Each course has a set of objectives and classroom expectations that are prepared by the professor prior to the beginning of each class. This includes class assignments, test dates, and any other assignments that are required. It is a good idea to keep a copy of the syllabus for each course you take throughout college.

Testing & Assessment
This center is for students needing to take certain tests for college. This office offers placement tests, GED testing, CLEP testing, and TOEFL (Test of English as a Foreign Language). Stop by the office for more information.

Test Center
The Test Center is an office where students enrolled in OCCC courses take tests related to the course requirements. A professor may direct an entire class of students to take a test during a set window of time, or a professor may send an individual student's test to the test center in case of extenuating circumstances. All students must have a student I.D. to enter the test center. Speak with your professor for questions regarding tests in your courses.

Transfer Student
This is a student who has completed college coursework at a particular institution and wishes to move that coursework credit to another college. OCCC offers a Transfer Center, located within Academic Advising, to assist students with the transfer process from OCCC to a four-year institution.

TRiO Student Support Services is a federal program funded by a grant from the United States Department of Education. This is a program created to promote persistence and success in college for eligible students. It is available to students with a mental or physical disability, first-generation college students, and low income college students.

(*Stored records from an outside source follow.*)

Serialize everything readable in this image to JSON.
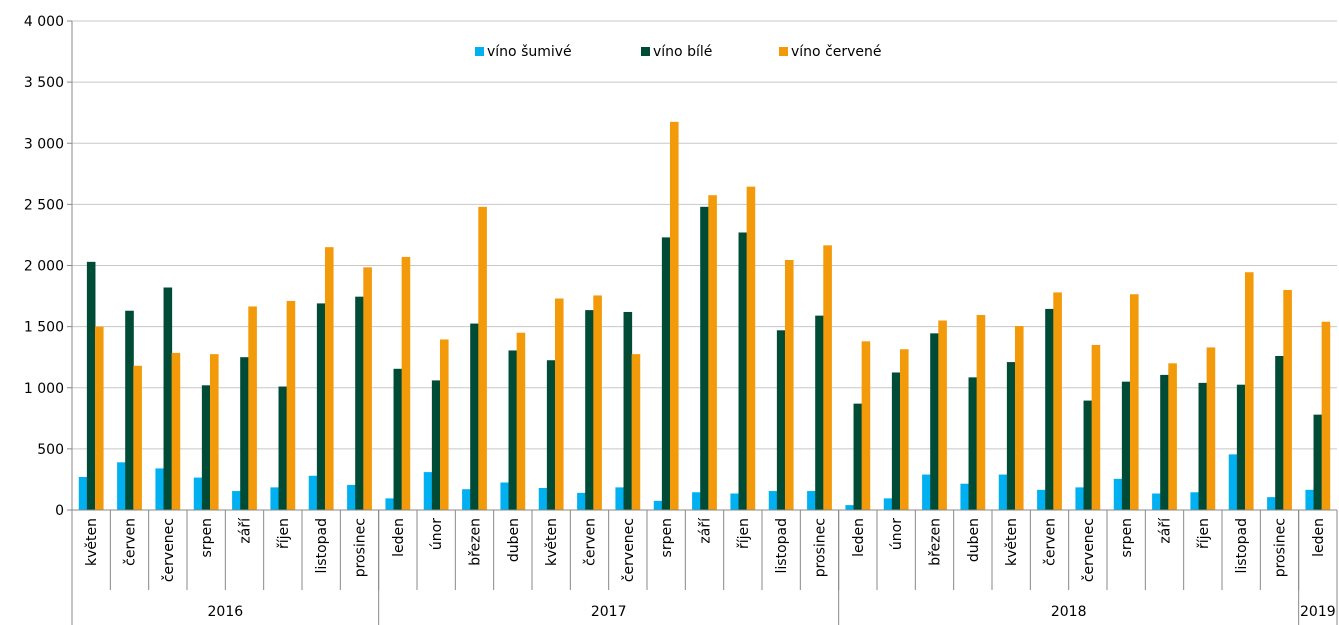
{
  "chart_data": {
    "type": "bar",
    "title": "",
    "xlabel": "",
    "ylabel": "",
    "ylim": [
      0,
      4000
    ],
    "y_ticks": [
      "0",
      "500",
      "1 000",
      "1 500",
      "2 000",
      "2 500",
      "3 000",
      "3 500",
      "4 000"
    ],
    "y_tick_values": [
      0,
      500,
      1000,
      1500,
      2000,
      2500,
      3000,
      3500,
      4000
    ],
    "grid": true,
    "legend_position": "top-center",
    "categories": [
      "květen",
      "červen",
      "červenec",
      "srpen",
      "září",
      "říjen",
      "listopad",
      "prosinec",
      "leden",
      "únor",
      "březen",
      "duben",
      "květen",
      "červen",
      "červenec",
      "srpen",
      "září",
      "říjen",
      "listopad",
      "prosinec",
      "leden",
      "únor",
      "březen",
      "duben",
      "květen",
      "červen",
      "červenec",
      "srpen",
      "září",
      "říjen",
      "listopad",
      "prosinec",
      "leden"
    ],
    "year_groups": [
      {
        "label": "2016",
        "start": 0,
        "count": 8
      },
      {
        "label": "2017",
        "start": 8,
        "count": 12
      },
      {
        "label": "2018",
        "start": 20,
        "count": 12
      },
      {
        "label": "2019",
        "start": 32,
        "count": 1
      }
    ],
    "series": [
      {
        "name": "víno šumivé",
        "color": "#00b0f0",
        "values": [
          270,
          390,
          340,
          265,
          155,
          185,
          280,
          205,
          95,
          310,
          170,
          225,
          180,
          140,
          185,
          75,
          145,
          135,
          155,
          155,
          40,
          95,
          290,
          215,
          290,
          165,
          185,
          255,
          135,
          145,
          455,
          105,
          165
        ]
      },
      {
        "name": "víno bílé",
        "color": "#004b35",
        "values": [
          2030,
          1630,
          1820,
          1020,
          1250,
          1010,
          1690,
          1745,
          1155,
          1060,
          1525,
          1305,
          1225,
          1635,
          1620,
          2230,
          2480,
          2270,
          1470,
          1590,
          870,
          1125,
          1445,
          1085,
          1210,
          1645,
          895,
          1050,
          1105,
          1040,
          1025,
          1260,
          780
        ]
      },
      {
        "name": "víno červené",
        "color": "#f39a0a",
        "values": [
          1500,
          1180,
          1285,
          1275,
          1665,
          1710,
          2150,
          1985,
          2070,
          1395,
          2480,
          1450,
          1730,
          1755,
          1275,
          3175,
          2575,
          2645,
          2045,
          2165,
          1380,
          1315,
          1550,
          1595,
          1505,
          1780,
          1350,
          1765,
          1200,
          1330,
          1945,
          1800,
          1540
        ]
      }
    ]
  }
}
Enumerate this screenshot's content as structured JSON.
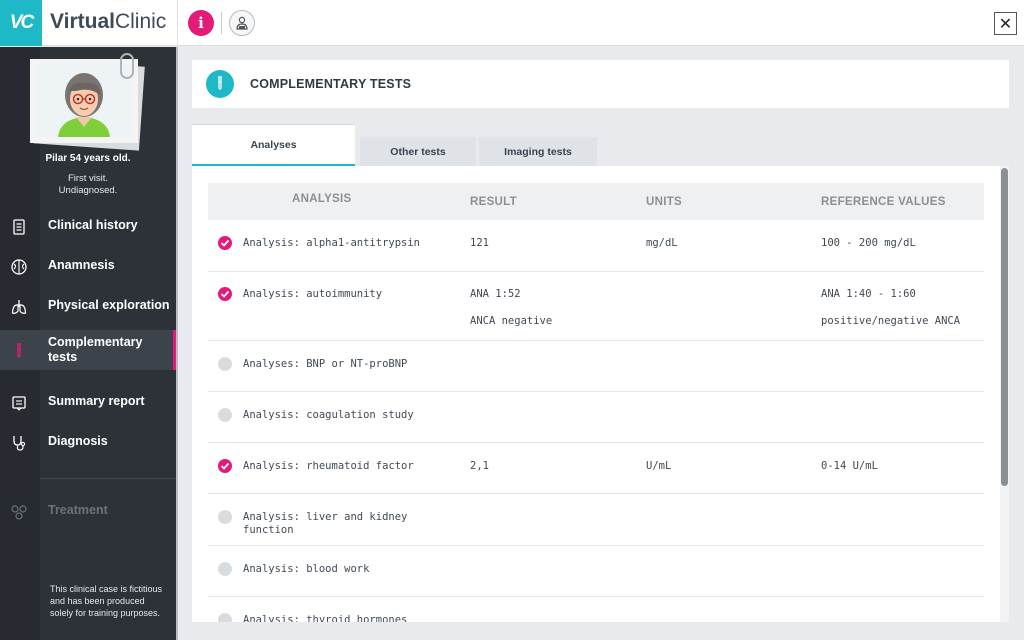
{
  "app": {
    "logo_text": "VC",
    "brand_prefix": "Virtual",
    "brand_suffix": "Clinic",
    "info_glyph": "i",
    "close_glyph": "✕"
  },
  "patient": {
    "name": "Pilar 54 years old.",
    "visit": "First visit.",
    "diagnosis_status": "Undiagnosed."
  },
  "sidebar": {
    "items": [
      {
        "label": "Clinical history",
        "icon": "clipboard-icon"
      },
      {
        "label": "Anamnesis",
        "icon": "brain-icon"
      },
      {
        "label": "Physical exploration",
        "icon": "lungs-icon"
      },
      {
        "label": "Complementary tests",
        "icon": "test-tube-icon"
      },
      {
        "label": "Summary report",
        "icon": "report-icon"
      },
      {
        "label": "Diagnosis",
        "icon": "stethoscope-icon"
      },
      {
        "label": "Treatment",
        "icon": "pills-icon"
      }
    ],
    "active_index": 3,
    "disclaimer": "This clinical case is fictitious and has been produced solely for training purposes."
  },
  "section": {
    "title": "COMPLEMENTARY TESTS"
  },
  "tabs": [
    {
      "label": "Analyses",
      "active": true
    },
    {
      "label": "Other tests",
      "active": false
    },
    {
      "label": "Imaging tests",
      "active": false
    }
  ],
  "table": {
    "columns": [
      "ANALYSIS",
      "RESULT",
      "UNITS",
      "REFERENCE VALUES"
    ],
    "rows": [
      {
        "checked": true,
        "analysis": "Analysis: alpha1-antitrypsin",
        "result": "121",
        "result2": "",
        "units": "mg/dL",
        "reference": "100 - 200 mg/dL",
        "reference2": ""
      },
      {
        "checked": true,
        "analysis": "Analysis: autoimmunity",
        "result": "ANA 1:52",
        "result2": "ANCA negative",
        "units": "",
        "reference": "ANA 1:40 - 1:60",
        "reference2": "positive/negative ANCA"
      },
      {
        "checked": false,
        "analysis": "Analyses: BNP or NT-proBNP",
        "result": "",
        "result2": "",
        "units": "",
        "reference": "",
        "reference2": ""
      },
      {
        "checked": false,
        "analysis": "Analysis: coagulation study",
        "result": "",
        "result2": "",
        "units": "",
        "reference": "",
        "reference2": ""
      },
      {
        "checked": true,
        "analysis": "Analysis: rheumatoid factor",
        "result": "2,1",
        "result2": "",
        "units": "U/mL",
        "reference": "0-14 U/mL",
        "reference2": ""
      },
      {
        "checked": false,
        "analysis": "Analysis: liver and kidney",
        "analysis2": "function",
        "result": "",
        "result2": "",
        "units": "",
        "reference": "",
        "reference2": ""
      },
      {
        "checked": false,
        "analysis": "Analysis: blood work",
        "result": "",
        "result2": "",
        "units": "",
        "reference": "",
        "reference2": ""
      },
      {
        "checked": false,
        "analysis": "Analysis: thyroid hormones",
        "result": "",
        "result2": "",
        "units": "",
        "reference": "",
        "reference2": ""
      }
    ]
  },
  "colors": {
    "accent_teal": "#1fb8c6",
    "accent_pink": "#e4197a",
    "sidebar_bg": "#2d3239"
  }
}
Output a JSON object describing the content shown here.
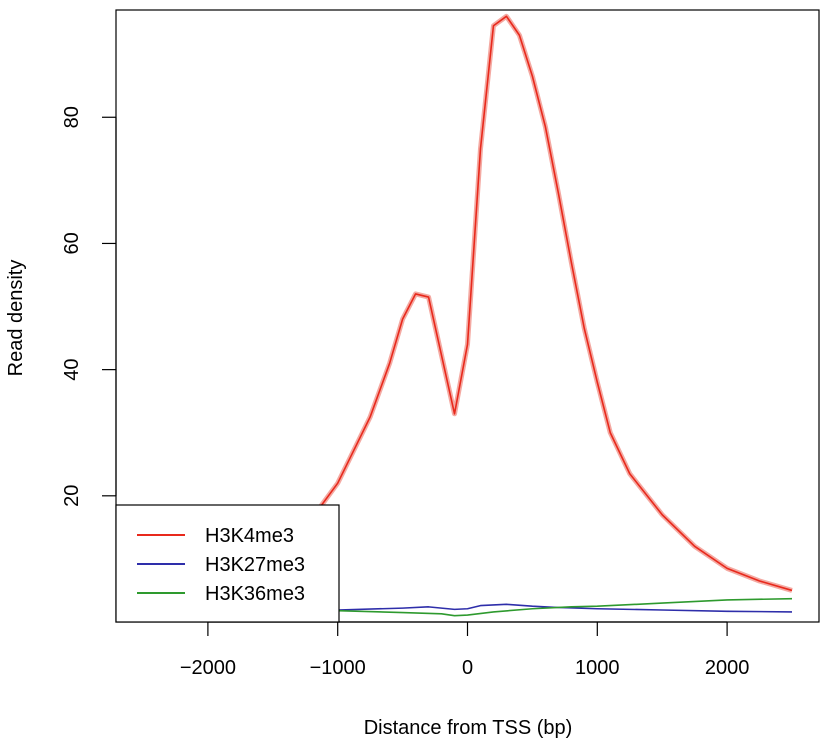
{
  "chart_data": {
    "type": "line",
    "xlabel": "Distance from TSS (bp)",
    "ylabel": "Read density",
    "xlim": [
      -2500,
      2500
    ],
    "ylim": [
      0,
      97
    ],
    "x_ticks": [
      -2000,
      -1000,
      0,
      1000,
      2000
    ],
    "x_tick_labels": [
      "−2000",
      "−1000",
      "0",
      "1000",
      "2000"
    ],
    "y_ticks": [
      20,
      40,
      60,
      80
    ],
    "y_tick_labels": [
      "20",
      "40",
      "60",
      "80"
    ],
    "legend_position": "bottom-left",
    "series": [
      {
        "name": "H3K4me3",
        "color": "#e8291c",
        "points": [
          [
            -2500,
            4.5
          ],
          [
            -2000,
            6.0
          ],
          [
            -1750,
            8.0
          ],
          [
            -1500,
            10.5
          ],
          [
            -1250,
            15.0
          ],
          [
            -1000,
            22.0
          ],
          [
            -750,
            32.5
          ],
          [
            -600,
            41.0
          ],
          [
            -500,
            48.0
          ],
          [
            -400,
            52.0
          ],
          [
            -300,
            51.5
          ],
          [
            -100,
            33.0
          ],
          [
            0,
            44.0
          ],
          [
            100,
            75.0
          ],
          [
            200,
            94.5
          ],
          [
            300,
            96.0
          ],
          [
            400,
            93.0
          ],
          [
            500,
            86.5
          ],
          [
            600,
            78.5
          ],
          [
            700,
            68.0
          ],
          [
            800,
            57.0
          ],
          [
            900,
            46.5
          ],
          [
            1000,
            38.0
          ],
          [
            1100,
            30.0
          ],
          [
            1250,
            23.5
          ],
          [
            1500,
            17.0
          ],
          [
            1750,
            12.0
          ],
          [
            2000,
            8.5
          ],
          [
            2250,
            6.5
          ],
          [
            2500,
            5.0
          ]
        ]
      },
      {
        "name": "H3K27me3",
        "color": "#2e2eaa",
        "points": [
          [
            -2500,
            1.5
          ],
          [
            -2000,
            1.6
          ],
          [
            -1500,
            1.7
          ],
          [
            -1000,
            1.9
          ],
          [
            -500,
            2.2
          ],
          [
            -300,
            2.4
          ],
          [
            -100,
            2.0
          ],
          [
            0,
            2.1
          ],
          [
            100,
            2.6
          ],
          [
            300,
            2.8
          ],
          [
            500,
            2.5
          ],
          [
            700,
            2.3
          ],
          [
            1000,
            2.1
          ],
          [
            1500,
            1.9
          ],
          [
            2000,
            1.7
          ],
          [
            2500,
            1.6
          ]
        ]
      },
      {
        "name": "H3K36me3",
        "color": "#2e9a2e",
        "points": [
          [
            -2500,
            2.3
          ],
          [
            -2000,
            2.2
          ],
          [
            -1500,
            2.0
          ],
          [
            -1000,
            1.8
          ],
          [
            -500,
            1.5
          ],
          [
            -200,
            1.3
          ],
          [
            -100,
            1.0
          ],
          [
            0,
            1.1
          ],
          [
            200,
            1.6
          ],
          [
            500,
            2.1
          ],
          [
            800,
            2.4
          ],
          [
            1000,
            2.5
          ],
          [
            1500,
            3.0
          ],
          [
            2000,
            3.5
          ],
          [
            2500,
            3.7
          ]
        ]
      }
    ]
  }
}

Stop by the TRiO office for information about participating in the program.

Tuition & Fees
Tuition is the cost of college credit hours and fees are the additional costs of college credit hours that are required for payment to the college. Tuition is charged per credit hour, so a one-credit course will have lower costs than a three-credit course. Students pay tuition and fees to the Bursar office on campus.

Withdraw ("W")
A "W" or withdraw shows that a student has dropped a class by the specific date (typically one week after the beginning of classes) and a "W" is recorded on a transcript, but does not count towards a student's GPA. Students may be eligible to receive a partial refund for course-related expenses. Specific dates are published in the semester course schedule book.

Zero Level Course
These courses are used for helping students gain the understanding and knowledge that is required for first-year level college credit courses. Zero level courses do not provide college credit, but they do have tuition and fees associated with them. These courses are typically required before taking more advanced courses at the college. Academic Advising will instruct students on which, if any, zero-level courses are required.